В трехкомнатной квартире Матвея Матвеевича часы перезванивались мелодичными голосами. Здесь было много старинных вещей, хранивших на себе отпечаток давно прошедших времен. В этой необычной квартире поневоле хотелось понизить голос, словно все это были не прекрасные антикварные вещи, а покойники, которые лежат по всем углам дома, сложив на мраморной груди руки. Мебель из дымчатой березы с инкрустациями, картины и весь остальной антиквариат Вадим Свирин видел не впервые, но все равно подумал: «Вот они, деньги партии, ее золото».

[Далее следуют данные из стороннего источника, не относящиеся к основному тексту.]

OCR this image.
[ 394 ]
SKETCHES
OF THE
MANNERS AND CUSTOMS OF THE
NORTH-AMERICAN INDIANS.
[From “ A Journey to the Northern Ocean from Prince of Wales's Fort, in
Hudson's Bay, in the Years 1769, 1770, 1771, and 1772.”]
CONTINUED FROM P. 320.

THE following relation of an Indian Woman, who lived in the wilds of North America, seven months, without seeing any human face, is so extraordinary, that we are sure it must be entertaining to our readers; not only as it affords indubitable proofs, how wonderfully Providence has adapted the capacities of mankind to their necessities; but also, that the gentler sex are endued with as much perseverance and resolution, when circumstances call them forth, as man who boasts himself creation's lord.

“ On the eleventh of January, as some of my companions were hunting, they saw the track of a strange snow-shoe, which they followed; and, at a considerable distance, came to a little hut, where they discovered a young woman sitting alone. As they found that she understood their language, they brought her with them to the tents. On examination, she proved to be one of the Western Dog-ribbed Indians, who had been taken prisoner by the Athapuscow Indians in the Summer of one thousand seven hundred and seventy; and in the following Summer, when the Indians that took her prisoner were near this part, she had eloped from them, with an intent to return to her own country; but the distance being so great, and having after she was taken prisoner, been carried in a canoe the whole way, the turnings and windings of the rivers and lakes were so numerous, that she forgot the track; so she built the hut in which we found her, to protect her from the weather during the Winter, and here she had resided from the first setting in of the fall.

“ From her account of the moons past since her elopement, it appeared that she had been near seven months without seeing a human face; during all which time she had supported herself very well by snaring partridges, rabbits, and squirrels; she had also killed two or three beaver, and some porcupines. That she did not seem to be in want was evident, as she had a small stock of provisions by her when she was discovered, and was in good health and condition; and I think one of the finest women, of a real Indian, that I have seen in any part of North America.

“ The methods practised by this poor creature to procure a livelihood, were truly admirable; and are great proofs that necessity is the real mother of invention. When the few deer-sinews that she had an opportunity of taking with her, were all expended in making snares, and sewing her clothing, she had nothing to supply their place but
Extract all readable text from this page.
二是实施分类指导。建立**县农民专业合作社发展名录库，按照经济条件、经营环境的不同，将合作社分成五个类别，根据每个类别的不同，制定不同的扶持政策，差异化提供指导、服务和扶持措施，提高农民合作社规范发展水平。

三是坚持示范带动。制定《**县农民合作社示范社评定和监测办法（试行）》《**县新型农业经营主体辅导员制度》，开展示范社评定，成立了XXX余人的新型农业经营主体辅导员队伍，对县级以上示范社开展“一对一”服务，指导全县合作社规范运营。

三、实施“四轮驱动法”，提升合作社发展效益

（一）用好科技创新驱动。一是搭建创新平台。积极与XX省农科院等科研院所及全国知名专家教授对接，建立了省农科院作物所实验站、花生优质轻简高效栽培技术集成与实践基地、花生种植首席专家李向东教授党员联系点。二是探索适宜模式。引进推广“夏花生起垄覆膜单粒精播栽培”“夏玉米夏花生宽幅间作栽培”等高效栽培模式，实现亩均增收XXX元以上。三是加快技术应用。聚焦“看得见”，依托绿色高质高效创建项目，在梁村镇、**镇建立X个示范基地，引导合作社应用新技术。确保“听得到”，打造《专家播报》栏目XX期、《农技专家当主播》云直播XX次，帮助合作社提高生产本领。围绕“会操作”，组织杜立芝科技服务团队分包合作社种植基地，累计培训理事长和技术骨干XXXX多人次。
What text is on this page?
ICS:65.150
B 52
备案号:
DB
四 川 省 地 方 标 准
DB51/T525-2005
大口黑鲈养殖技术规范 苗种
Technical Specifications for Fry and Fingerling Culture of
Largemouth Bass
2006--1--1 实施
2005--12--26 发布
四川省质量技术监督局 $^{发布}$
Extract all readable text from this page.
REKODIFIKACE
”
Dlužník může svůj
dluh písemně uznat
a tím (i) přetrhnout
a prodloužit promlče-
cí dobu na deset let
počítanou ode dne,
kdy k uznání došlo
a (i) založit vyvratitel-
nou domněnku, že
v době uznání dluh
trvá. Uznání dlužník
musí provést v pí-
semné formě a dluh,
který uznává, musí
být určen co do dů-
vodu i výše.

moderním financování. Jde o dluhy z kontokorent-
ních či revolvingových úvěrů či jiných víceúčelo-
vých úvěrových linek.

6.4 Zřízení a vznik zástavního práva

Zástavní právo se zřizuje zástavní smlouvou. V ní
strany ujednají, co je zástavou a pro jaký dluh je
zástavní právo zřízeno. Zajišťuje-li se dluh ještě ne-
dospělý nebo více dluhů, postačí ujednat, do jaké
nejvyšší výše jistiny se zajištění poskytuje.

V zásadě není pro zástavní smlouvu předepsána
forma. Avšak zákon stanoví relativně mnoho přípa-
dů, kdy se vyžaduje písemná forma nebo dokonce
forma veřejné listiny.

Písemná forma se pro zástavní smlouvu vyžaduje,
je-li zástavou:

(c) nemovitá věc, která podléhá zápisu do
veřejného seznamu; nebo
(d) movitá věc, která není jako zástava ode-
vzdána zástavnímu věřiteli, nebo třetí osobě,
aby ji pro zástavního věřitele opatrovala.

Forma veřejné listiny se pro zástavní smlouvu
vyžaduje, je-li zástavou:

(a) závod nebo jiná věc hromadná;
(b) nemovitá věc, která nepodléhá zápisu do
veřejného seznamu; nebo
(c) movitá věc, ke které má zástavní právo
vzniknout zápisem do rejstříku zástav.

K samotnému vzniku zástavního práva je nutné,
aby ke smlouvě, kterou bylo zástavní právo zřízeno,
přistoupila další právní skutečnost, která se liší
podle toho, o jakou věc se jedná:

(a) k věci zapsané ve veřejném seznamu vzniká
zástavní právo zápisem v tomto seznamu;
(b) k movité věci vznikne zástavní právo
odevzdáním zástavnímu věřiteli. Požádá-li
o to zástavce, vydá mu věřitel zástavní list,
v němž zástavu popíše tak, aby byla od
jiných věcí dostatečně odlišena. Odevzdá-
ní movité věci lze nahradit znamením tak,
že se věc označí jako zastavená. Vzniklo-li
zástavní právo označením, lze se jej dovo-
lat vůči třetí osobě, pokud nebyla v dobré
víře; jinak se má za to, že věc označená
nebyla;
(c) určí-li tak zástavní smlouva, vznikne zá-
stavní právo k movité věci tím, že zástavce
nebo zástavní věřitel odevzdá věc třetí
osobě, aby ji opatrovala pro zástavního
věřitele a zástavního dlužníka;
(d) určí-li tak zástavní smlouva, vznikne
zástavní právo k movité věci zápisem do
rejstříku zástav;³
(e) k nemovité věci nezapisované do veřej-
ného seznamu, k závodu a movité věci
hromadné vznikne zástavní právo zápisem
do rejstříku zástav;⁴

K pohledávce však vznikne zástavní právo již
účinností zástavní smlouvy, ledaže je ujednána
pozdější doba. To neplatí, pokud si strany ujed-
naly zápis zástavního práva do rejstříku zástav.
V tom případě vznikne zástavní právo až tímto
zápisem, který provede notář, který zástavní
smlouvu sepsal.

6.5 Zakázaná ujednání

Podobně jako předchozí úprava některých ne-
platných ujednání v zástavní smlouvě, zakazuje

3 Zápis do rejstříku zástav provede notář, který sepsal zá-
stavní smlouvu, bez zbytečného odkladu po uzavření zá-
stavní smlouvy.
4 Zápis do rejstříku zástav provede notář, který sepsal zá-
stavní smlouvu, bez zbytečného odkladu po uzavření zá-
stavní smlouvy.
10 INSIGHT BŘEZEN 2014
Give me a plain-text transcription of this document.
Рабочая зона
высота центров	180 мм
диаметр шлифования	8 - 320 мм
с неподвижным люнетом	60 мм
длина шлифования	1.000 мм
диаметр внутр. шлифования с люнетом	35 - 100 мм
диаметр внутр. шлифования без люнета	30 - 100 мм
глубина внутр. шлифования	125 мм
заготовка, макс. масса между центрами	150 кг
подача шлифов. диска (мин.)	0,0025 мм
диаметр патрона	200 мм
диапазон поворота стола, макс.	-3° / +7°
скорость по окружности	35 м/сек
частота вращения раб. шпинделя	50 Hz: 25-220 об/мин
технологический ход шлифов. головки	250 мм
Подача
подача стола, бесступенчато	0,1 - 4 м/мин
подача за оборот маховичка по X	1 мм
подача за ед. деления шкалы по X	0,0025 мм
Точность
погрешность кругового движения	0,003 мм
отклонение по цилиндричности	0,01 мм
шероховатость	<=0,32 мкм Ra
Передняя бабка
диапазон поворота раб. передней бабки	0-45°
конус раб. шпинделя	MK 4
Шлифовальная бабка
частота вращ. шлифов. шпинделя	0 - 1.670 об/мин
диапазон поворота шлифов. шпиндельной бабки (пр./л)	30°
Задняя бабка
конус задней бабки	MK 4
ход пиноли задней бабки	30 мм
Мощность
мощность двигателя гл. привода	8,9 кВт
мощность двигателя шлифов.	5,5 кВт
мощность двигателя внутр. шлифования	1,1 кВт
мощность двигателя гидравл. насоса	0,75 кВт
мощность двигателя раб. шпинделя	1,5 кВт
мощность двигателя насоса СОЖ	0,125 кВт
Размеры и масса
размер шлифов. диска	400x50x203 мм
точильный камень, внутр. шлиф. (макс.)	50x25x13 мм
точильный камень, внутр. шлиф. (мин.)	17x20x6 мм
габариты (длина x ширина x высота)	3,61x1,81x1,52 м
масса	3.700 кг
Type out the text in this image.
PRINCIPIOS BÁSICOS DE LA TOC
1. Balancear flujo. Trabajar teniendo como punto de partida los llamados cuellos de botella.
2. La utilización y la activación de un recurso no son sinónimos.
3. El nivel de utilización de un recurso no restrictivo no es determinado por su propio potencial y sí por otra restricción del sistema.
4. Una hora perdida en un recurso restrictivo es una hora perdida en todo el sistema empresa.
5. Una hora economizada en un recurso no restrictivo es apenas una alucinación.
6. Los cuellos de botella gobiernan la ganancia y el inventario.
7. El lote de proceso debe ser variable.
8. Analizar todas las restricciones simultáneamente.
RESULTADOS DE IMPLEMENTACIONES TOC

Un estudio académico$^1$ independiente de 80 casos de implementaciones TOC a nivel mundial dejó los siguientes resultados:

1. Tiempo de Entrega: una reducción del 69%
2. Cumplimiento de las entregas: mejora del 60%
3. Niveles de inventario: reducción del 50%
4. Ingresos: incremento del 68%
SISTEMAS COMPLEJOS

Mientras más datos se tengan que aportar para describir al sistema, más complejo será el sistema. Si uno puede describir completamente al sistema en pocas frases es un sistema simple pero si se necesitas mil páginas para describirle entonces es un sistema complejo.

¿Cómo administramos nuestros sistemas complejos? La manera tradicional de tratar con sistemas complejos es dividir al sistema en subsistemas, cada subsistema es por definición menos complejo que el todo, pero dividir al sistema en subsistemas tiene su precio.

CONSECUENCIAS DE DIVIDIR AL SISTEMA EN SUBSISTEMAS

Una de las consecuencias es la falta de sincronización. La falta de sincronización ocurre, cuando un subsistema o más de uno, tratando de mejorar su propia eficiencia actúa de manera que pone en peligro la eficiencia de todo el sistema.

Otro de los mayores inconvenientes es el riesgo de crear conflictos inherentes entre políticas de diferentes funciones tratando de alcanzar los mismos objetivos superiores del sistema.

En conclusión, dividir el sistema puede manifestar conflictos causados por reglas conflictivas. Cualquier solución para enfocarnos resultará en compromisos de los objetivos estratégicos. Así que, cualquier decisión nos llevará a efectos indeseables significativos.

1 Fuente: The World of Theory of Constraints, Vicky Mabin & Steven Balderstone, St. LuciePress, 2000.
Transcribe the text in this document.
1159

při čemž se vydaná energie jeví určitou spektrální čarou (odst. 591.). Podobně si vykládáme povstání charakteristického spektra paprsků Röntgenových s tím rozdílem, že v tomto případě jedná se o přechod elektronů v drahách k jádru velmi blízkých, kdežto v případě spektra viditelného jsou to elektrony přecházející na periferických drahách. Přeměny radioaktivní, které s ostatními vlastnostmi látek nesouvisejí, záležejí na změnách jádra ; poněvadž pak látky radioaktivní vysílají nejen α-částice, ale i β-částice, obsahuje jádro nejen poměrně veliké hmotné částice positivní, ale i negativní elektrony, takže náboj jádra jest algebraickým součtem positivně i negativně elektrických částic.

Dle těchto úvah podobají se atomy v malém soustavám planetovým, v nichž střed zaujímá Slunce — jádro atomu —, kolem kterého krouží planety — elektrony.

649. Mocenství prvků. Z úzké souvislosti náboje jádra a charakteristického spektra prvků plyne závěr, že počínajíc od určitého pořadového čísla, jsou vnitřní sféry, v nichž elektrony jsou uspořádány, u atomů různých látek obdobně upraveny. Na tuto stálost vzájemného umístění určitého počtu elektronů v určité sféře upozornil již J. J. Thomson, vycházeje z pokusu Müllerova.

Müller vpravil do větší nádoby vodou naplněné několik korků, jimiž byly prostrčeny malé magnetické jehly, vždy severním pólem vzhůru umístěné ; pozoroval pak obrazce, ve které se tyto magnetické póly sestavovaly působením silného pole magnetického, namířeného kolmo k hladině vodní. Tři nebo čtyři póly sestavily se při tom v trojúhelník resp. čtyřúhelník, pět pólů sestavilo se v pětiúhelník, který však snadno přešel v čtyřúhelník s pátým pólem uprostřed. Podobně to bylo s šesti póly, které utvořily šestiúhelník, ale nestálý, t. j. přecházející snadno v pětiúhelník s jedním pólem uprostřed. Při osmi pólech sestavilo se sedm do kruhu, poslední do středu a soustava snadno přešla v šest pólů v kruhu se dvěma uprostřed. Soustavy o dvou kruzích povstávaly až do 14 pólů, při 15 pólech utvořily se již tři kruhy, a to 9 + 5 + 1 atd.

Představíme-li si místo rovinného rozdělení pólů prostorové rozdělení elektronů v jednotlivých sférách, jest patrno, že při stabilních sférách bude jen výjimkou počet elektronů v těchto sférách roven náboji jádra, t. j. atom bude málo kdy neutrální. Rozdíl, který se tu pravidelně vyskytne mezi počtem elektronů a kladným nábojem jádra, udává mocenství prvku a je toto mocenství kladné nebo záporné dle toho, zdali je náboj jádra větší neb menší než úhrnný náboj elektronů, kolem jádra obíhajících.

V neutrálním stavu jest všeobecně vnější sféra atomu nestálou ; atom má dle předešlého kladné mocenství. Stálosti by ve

— Куда ты, Вадим, запропастился? – приветствовал Свирина Матвей Матвеевич.
— Как ни позвоню, вы отдыхаете.
– Пью красоту, благоговею, трепещу перед произведениями старых мастеров.
— Прекрасные вещи у вас есть, Матвей Матвеевич.
— Есть кое-что, – самодовольно покряхтывая, отвечал Матвей Матвеевич. – Все увидите… не сразу же, батенька.
— Но мы уже десять лет работаем вместе – пора бы?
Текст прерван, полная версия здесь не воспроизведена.